Rahman could be the heavyweight that finally makes Toney look like a blown up middleweight. But anything less than a top effort will probably lead to embarrassing night for the Rock and give Toney solid claim to being the true heavyweight champ.

This might not be the most artful fight of the new season, but it could well be the most grueling, and the closest. He who’s faced the better big boys gets the nod. Advantage Rahman.

March 25 features Marco Antonio Barrera, probably the strongest overall claimant to 130 pound honors. The likely opponent is said to be always tough Jesus Chavez.

Chavez seemed rejuvenated when he met Leavander Johnson, but Johnson’s tragic death may have taken some of the steam out of thoughtful Chavez, said to have received Johnson’s family blessing to continue in Leavander’s name. That could mean a lot of inspiration. Either way, if he does meet Chavez, who hung tough with one arm against Erik Morales, Barrera won’t get any slack. The Fates say Chavez, whose wife recently served in Iraq, is a live, live underdog.
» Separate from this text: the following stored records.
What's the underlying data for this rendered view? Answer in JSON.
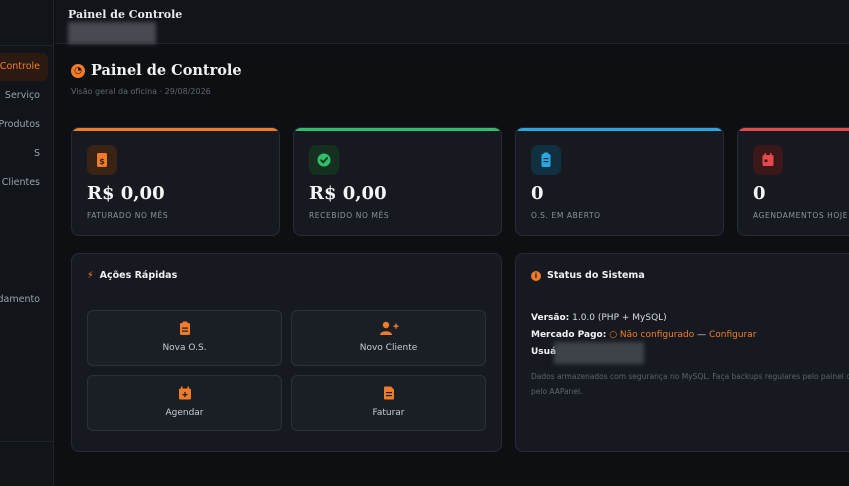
{
  "sidebar": {
    "items": [
      {
        "label": "Painel de Controle",
        "active": true
      },
      {
        "label": "Serviço"
      },
      {
        "label": "Produtos"
      },
      {
        "label": "S"
      },
      {
        "label": "Clientes"
      },
      {
        "label": "Agendamento"
      }
    ]
  },
  "topbar": {
    "title": "Painel de Controle"
  },
  "header": {
    "icon": "gauge-icon",
    "title": "Painel de Controle",
    "subtitle": "Visão geral da oficina · 29/08/2026"
  },
  "stats": [
    {
      "value": "R$ 0,00",
      "label": "FATURADO NO MÊS",
      "icon": "invoice-dollar-icon",
      "color": "#f07c2a",
      "icon_bg": "#3a2314"
    },
    {
      "value": "R$ 0,00",
      "label": "RECEBIDO NO MÊS",
      "icon": "check-circle-icon",
      "color": "#2fbf6a",
      "icon_bg": "#15301f"
    },
    {
      "value": "0",
      "label": "O.S. EM ABERTO",
      "icon": "clipboard-icon",
      "color": "#2aa7e0",
      "icon_bg": "#10303f"
    },
    {
      "value": "0",
      "label": "AGENDAMENTOS HOJE",
      "icon": "calendar-icon",
      "color": "#e5484d",
      "icon_bg": "#3a1719"
    }
  ],
  "quick_actions": {
    "title": "Ações Rápidas",
    "icon": "bolt-icon",
    "items": [
      {
        "label": "Nova O.S.",
        "icon": "clipboard-icon"
      },
      {
        "label": "Novo Cliente",
        "icon": "user-plus-icon"
      },
      {
        "label": "Agendar",
        "icon": "calendar-plus-icon"
      },
      {
        "label": "Faturar",
        "icon": "invoice-icon"
      }
    ]
  },
  "system_status": {
    "title": "Status do Sistema",
    "icon": "info-circle-icon",
    "version_label": "Versão:",
    "version_value": "1.0.0 (PHP + MySQL)",
    "payment_label": "Mercado Pago:",
    "payment_status": "○ Não configurado",
    "payment_sep": "—",
    "payment_link": "Configurar",
    "user_label": "Usuá",
    "note": "Dados armazenados com segurança no MySQL. Faça backups regulares pelo painel ou pelo AAPanel."
  }
}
Another clash to be King of the Hill finds Floyd Mayweather Jr, arguably the game’s finest practitioner, bumping heads with Zab Judah, one of very few boxers who rivals Mayweather in speed, skills, and brashness.
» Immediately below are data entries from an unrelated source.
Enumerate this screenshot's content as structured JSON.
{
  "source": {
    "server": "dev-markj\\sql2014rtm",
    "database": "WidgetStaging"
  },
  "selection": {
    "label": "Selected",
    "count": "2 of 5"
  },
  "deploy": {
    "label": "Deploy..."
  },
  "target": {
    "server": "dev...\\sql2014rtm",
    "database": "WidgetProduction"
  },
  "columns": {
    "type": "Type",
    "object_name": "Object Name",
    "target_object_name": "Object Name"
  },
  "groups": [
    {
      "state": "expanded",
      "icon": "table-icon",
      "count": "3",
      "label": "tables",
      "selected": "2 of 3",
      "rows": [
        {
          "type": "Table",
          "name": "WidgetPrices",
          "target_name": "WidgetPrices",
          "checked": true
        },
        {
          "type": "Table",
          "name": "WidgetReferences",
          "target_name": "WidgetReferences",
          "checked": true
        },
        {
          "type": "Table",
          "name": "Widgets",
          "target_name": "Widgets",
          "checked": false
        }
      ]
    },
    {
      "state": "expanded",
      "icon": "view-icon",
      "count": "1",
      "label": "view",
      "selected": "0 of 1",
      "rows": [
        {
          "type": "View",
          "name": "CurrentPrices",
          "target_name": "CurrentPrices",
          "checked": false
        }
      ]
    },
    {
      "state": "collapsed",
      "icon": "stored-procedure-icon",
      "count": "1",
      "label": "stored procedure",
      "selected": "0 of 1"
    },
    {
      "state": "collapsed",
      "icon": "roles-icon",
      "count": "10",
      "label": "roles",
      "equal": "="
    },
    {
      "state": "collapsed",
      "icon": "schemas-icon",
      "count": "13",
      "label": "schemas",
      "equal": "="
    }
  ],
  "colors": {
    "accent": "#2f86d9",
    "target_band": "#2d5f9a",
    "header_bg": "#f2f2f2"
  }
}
Their hoedown, scheduled for April 8th, is one of the top pound-for-pound pairings in recent years. Judah will need a career best performance to have a chance of victory. That’s not to say he can’t pull it off, but currently Mayweather is in a different galaxy in terms of punching power. Slow-motion replays may be the only way to follow the flying fists once these two whirlwinds unload.

Mayweather should be around a 4-1 favorite. Judah is good enough to make taking the odds an attractive proposition, since that’s probably as good of odds as one is likely to see on Floyd for a while. Mayweather will stop Judah in his tracks.
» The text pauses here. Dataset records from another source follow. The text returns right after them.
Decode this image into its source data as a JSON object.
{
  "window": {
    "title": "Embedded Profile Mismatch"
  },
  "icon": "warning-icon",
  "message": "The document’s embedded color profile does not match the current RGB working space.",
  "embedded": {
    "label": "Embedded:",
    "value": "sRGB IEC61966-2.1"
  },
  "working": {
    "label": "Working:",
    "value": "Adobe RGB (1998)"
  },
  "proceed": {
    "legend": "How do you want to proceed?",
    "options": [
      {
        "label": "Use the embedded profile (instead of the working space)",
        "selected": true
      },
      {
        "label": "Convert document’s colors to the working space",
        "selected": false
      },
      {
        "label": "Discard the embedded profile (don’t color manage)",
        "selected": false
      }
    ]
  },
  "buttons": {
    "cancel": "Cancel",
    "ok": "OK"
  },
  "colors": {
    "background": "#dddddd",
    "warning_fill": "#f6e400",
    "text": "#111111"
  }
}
The first half of next year is set to conclude with the star power of Oscar De La Hoya, probably against noteworthy foil Ricardo Mayorga on May 6. There could be some snags before a contract is finalized, but if it comes off count on Mayorga for promotional sound bite nastiness. One of the questions is whether or not he’ll be able to get under Oscar’s skin, and it might actually be entertaining to see the classy, model perfect De La Hoya show he’s human and freak out against the Nicaraguan maniac.

Mayorga may have burnt his best bridges already. De La Hoya has not only the boxing skill to negate Mayorga’s offense, but enough power to end it early. If Mayorga rushes in and causes a cut, De La Hoya might get ruffled enough to duck into defense and Mayorga could get a decision that goes to the cards after six rounds or so. It will be wild for as long as it lasts.

Pro boxing, like many sports, had its share of problems during 2005, but there were also many positives. Most notably, as usual, was superior and inspiring action inside the strands. Unless there’s a mass freeze-up at the top, early 2006 figures to see decisive interaction among many well-known fighters.

If even fifty per cent of the aforementioned pairings come to fruition, it’s a strong likelihood the upcoming year has at least one very positive half. Arturo Gatti, Miguel Cotto, Antonio Margarito, Brian Viloria, and Shannon Briggs, to name a few, are also on deck. No matter how you chose to look at or measure mass qualities, there’s still just as much good to be seen.